In the book, a doctor and a scientist took a reasoned approach to what was reported by a great number of people who had come back after being clinically dead. They proceeded on the assumption that those people couldn't all have simply made up their stories. Basically, people were saying the same thing that Arthur's father had told him. What amazed and gladdened him was that the soul does not end when the physical body does.
When Arthur visited his father the second time, his father told him his life story and asked for his forgiveness. It was important for Arthur to hear this; ever since childhood he had always felt that his father didn't love him. But his father told him that he had worked hard to make him better, to get him a better education, and to give him a moral upbringing. Yes, he had been strict with his son because he knew how swiftly bad influences can change a young adult.

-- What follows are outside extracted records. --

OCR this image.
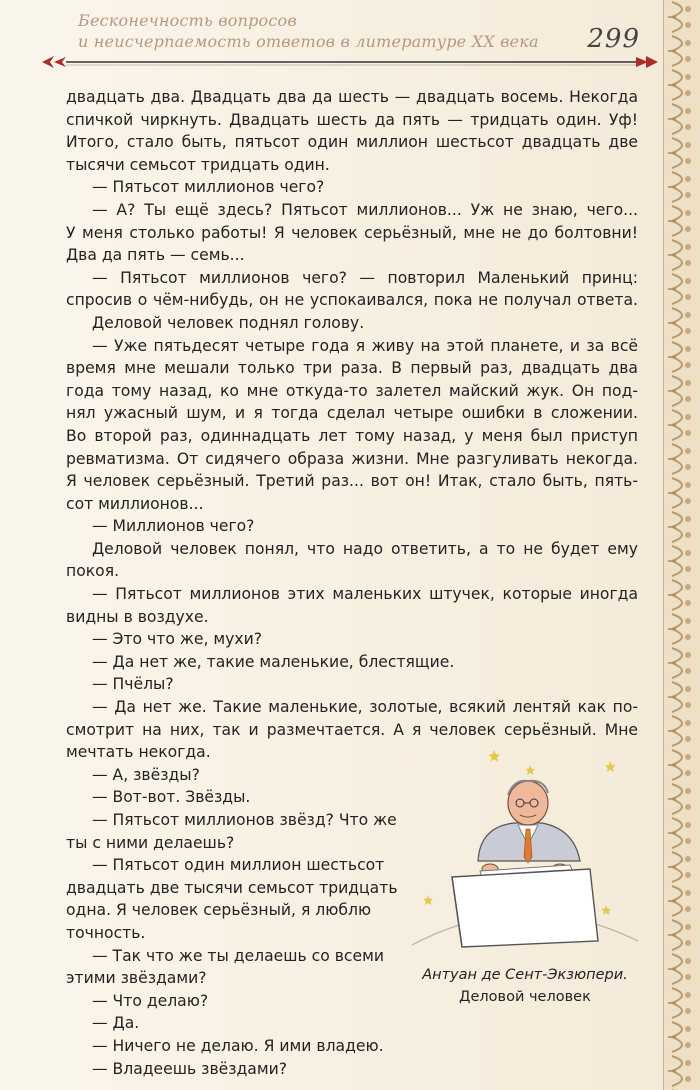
Бесконечность вопросов
и неисчерпаемость ответов в литературе XX века	299
двадцать два. Двадцать два да шесть — двадцать восемь. Некогда
спичкой чиркнуть. Двадцать шесть да пять — тридцать один. Уф!
Итого, стало быть, пятьсот один миллион шестьсот двадцать две
тысячи семьсот тридцать один.
— Пятьсот миллионов чего?
— А? Ты ещё здесь? Пятьсот миллионов... Уж не знаю, чего...
У меня столько работы! Я человек серьёзный, мне не до болтовни!
Два да пять — семь...
— Пятьсот миллионов чего? — повторил Маленький принц:
спросив о чём-нибудь, он не успокаивался, пока не получал ответа.
Деловой человек поднял голову.
— Уже пятьдесят четыре года я живу на этой планете, и за всё
время мне мешали только три раза. В первый раз, двадцать два
года тому назад, ко мне откуда-то залетел майский жук. Он под-
нял ужасный шум, и я тогда сделал четыре ошибки в сложении.
Во второй раз, одиннадцать лет тому назад, у меня был приступ
ревматизма. От сидячего образа жизни. Мне разгуливать некогда.
Я человек серьёзный. Третий раз... вот он! Итак, стало быть, пять-
сот миллионов...
— Миллионов чего?
Деловой человек понял, что надо ответить, а то не будет ему
покоя.
— Пятьсот миллионов этих маленьких штучек, которые иногда
видны в воздухе.
— Это что же, мухи?
— Да нет же, такие маленькие, блестящие.
— Пчёлы?
— Да нет же. Такие маленькие, золотые, всякий лентяй как по-
смотрит на них, так и размечтается. А я человек серьёзный. Мне
мечтать некогда.
— А, звёзды?
— Вот-вот. Звёзды.
— Пятьсот миллионов звёзд? Что же
ты с ними делаешь?
— Пятьсот один миллион шестьсот
двадцать две тысячи семьсот тридцать
одна. Я человек серьёзный, я люблю
точность.
— Так что же ты делаешь со всеми
этими звёздами?
— Что делаю?
— Да.
— Ничего не делаю. Я ими владею.
— Владеешь звёздами?
Антуан де Сент-Экзюпери.
Деловой человек
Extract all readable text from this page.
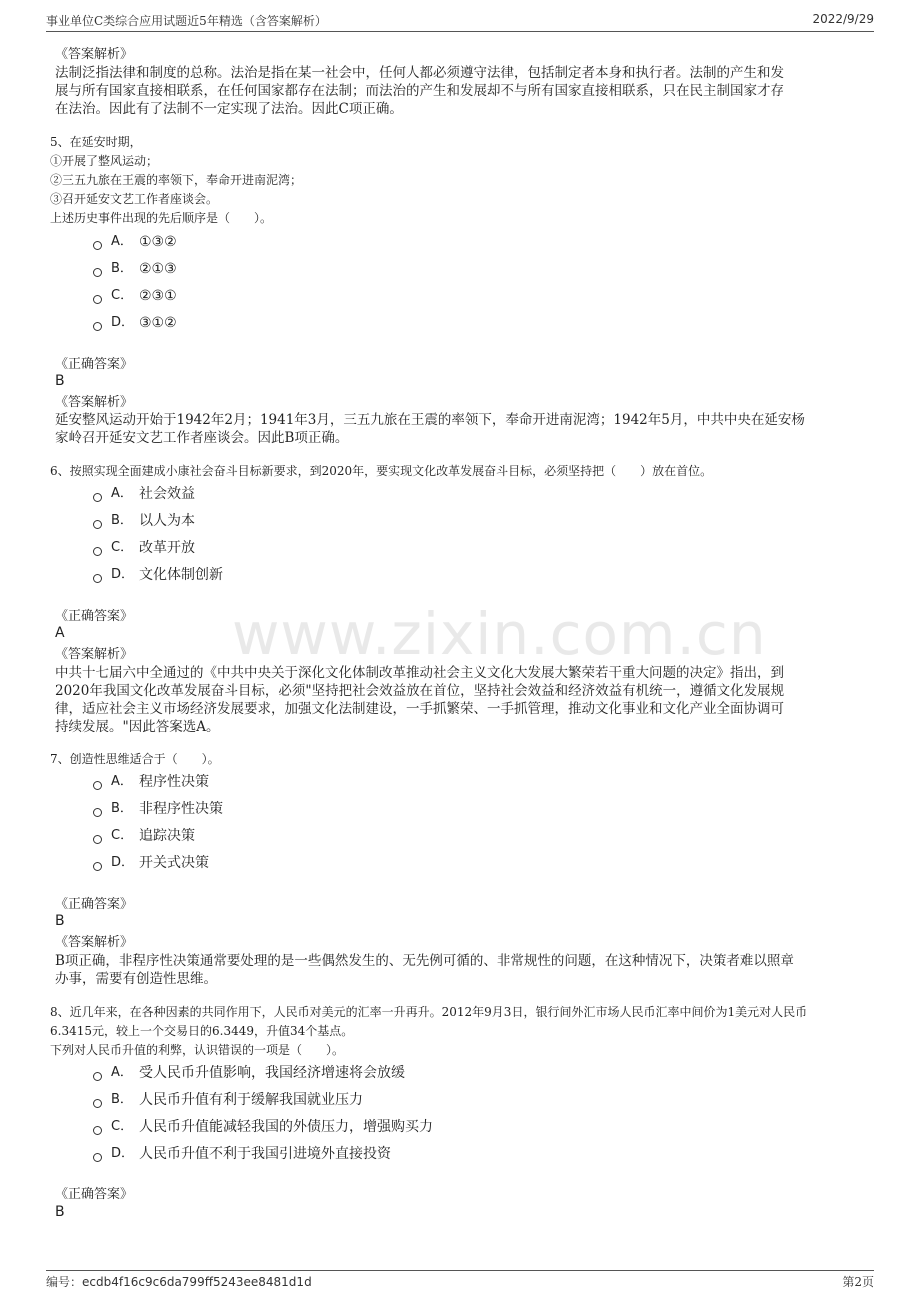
事业单位C类综合应用试题近5年精选（含答案解析）	2022/9/29
www.zixin.com.cn
《答案解析》
法制泛指法律和制度的总称。法治是指在某一社会中，任何人都必须遵守法律，包括制定者本身和执行者。法制的产生和发
展与所有国家直接相联系，在任何国家都存在法制；而法治的产生和发展却不与所有国家直接相联系，只在民主制国家才存
在法治。因此有了法制不一定实现了法治。因此C项正确。
5、在延安时期，
①开展了整风运动；
②三五九旅在王震的率领下，奉命开进南泥湾；
③召开延安文艺工作者座谈会。
上述历史事件出现的先后顺序是（　　）。
A． ①③②
B． ②①③
C． ②③①
D． ③①②
《正确答案》
B
《答案解析》
延安整风运动开始于1942年2月；1941年3月，三五九旅在王震的率领下，奉命开进南泥湾；1942年5月，中共中央在延安杨
家岭召开延安文艺工作者座谈会。因此B项正确。
6、按照实现全面建成小康社会奋斗目标新要求，到2020年，要实现文化改革发展奋斗目标，必须坚持把（　　）放在首位。
A． 社会效益
B． 以人为本
C． 改革开放
D． 文化体制创新
《正确答案》
A
《答案解析》
中共十七届六中全通过的《中共中央关于深化文化体制改革推动社会主义文化大发展大繁荣若干重大问题的决定》指出，到
2020年我国文化改革发展奋斗目标，必须"坚持把社会效益放在首位，坚持社会效益和经济效益有机统一，遵循文化发展规
律，适应社会主义市场经济发展要求，加强文化法制建设，一手抓繁荣、一手抓管理，推动文化事业和文化产业全面协调可
持续发展。"因此答案选A。
7、创造性思维适合于（　　）。
A． 程序性决策
B． 非程序性决策
C． 追踪决策
D． 开关式决策
《正确答案》
B
《答案解析》
B项正确，非程序性决策通常要处理的是一些偶然发生的、无先例可循的、非常规性的问题，在这种情况下，决策者难以照章
办事，需要有创造性思维。
8、近几年来，在各种因素的共同作用下，人民币对美元的汇率一升再升。2012年9月3日，银行间外汇市场人民币汇率中间价为1美元对人民币
6.3415元，较上一个交易日的6.3449，升值34个基点。
下列对人民币升值的利弊，认识错误的一项是（　　）。
A． 受人民币升值影响，我国经济增速将会放缓
B． 人民币升值有利于缓解我国就业压力
C． 人民币升值能减轻我国的外债压力，增强购买力
D． 人民币升值不利于我国引进境外直接投资
《正确答案》
B
编号：ecdb4f16c9c6da799ff5243ee8481d1d	第2页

His father asked forgiveness for having hit him a few times in his childhood. Arthur knew that his father's strictness had pushed him to be better, had helped him to become a person at all. Raising his son had been his father's purpose in life. "A worthy goal, all things said and done," Arthur thought to himself. "If I have kids, I'll try to give them a better life, too." They held each other in their arms and asked for one another's absolution.
The third visit with his father shook him to his core, and that's why he wrote down in his diary what he could remember after he got back to his hotel room.
* * *When I arrived at his room, doctors were running around with grave concern on their faces. His father had apparently begun gasping for air that night and they had barely saved him. His situation had been almost hopeless, the supervising doctor told him.
Arthur's father was pale yet peaceful. He saw me enter and started talking to me:
"I was there again. It is hard there for those who have lived an unworthy life, which is the majority. But what's most amazing is that there they have a whole other understanding of good and evil. Many people considered to be good here are severely punished there, and vice versa. People's main concern about going there should be that we will be judged Did you act from the heart, from the soul, or merely from your ego?
The main sin is egotism. We live in such ignorance; such a shame for people that we don't have the right values. So few people follow the path meant for them. You see, it turns out that following someone else's path is a grievous sin."
"Dad, how do you feel? Can I bring you something?" "Nothing, I'm all right. I don't have much time left anyway."
"Come on, Dad, stop it. Everything's going to be all right."
"But why do you think that death at its rightful time is bad? After all, death is just a passage to another state of being, another form of life. Imagine traveling to another country and everything there is new, but lots of souls there are familiar to you.
"What!?" Arthur asked, incredulous.
"My life flashed in front of me for a few seconds. Amazing! It's too bad that I worked so much and spent so little time with you or with friends; too bad that I took so little time off and practically never worked on developing my inner soul. In the end, you see, that is the reason we have come to this world."
"But, Dad, we went to the theater, to exhibitions. Remember how you sometimes forced me to go to some cultural events?"
"Those don't develop your soul; a lot of those artists will suffer for having led people astray, and they will suffer more than others. True culture should draw people to God, my son.
"So, Dad, you mean it's better just to go out on the town and get drunk in a bar?"
"That's even worse."
"Dad, this all sounds so gloomy."
"Have you been in a theater or a bar recently? See? You can do without it."
"I just don't seem to have the time, but if there's a good play or film then I would definitely go to see it. Is that really bad?"
"A good one, hmmm? There are less and less 'good' films or plays."
"But Dad, why can't we believe that you'll get well and you'll live right and you can help people live that way?"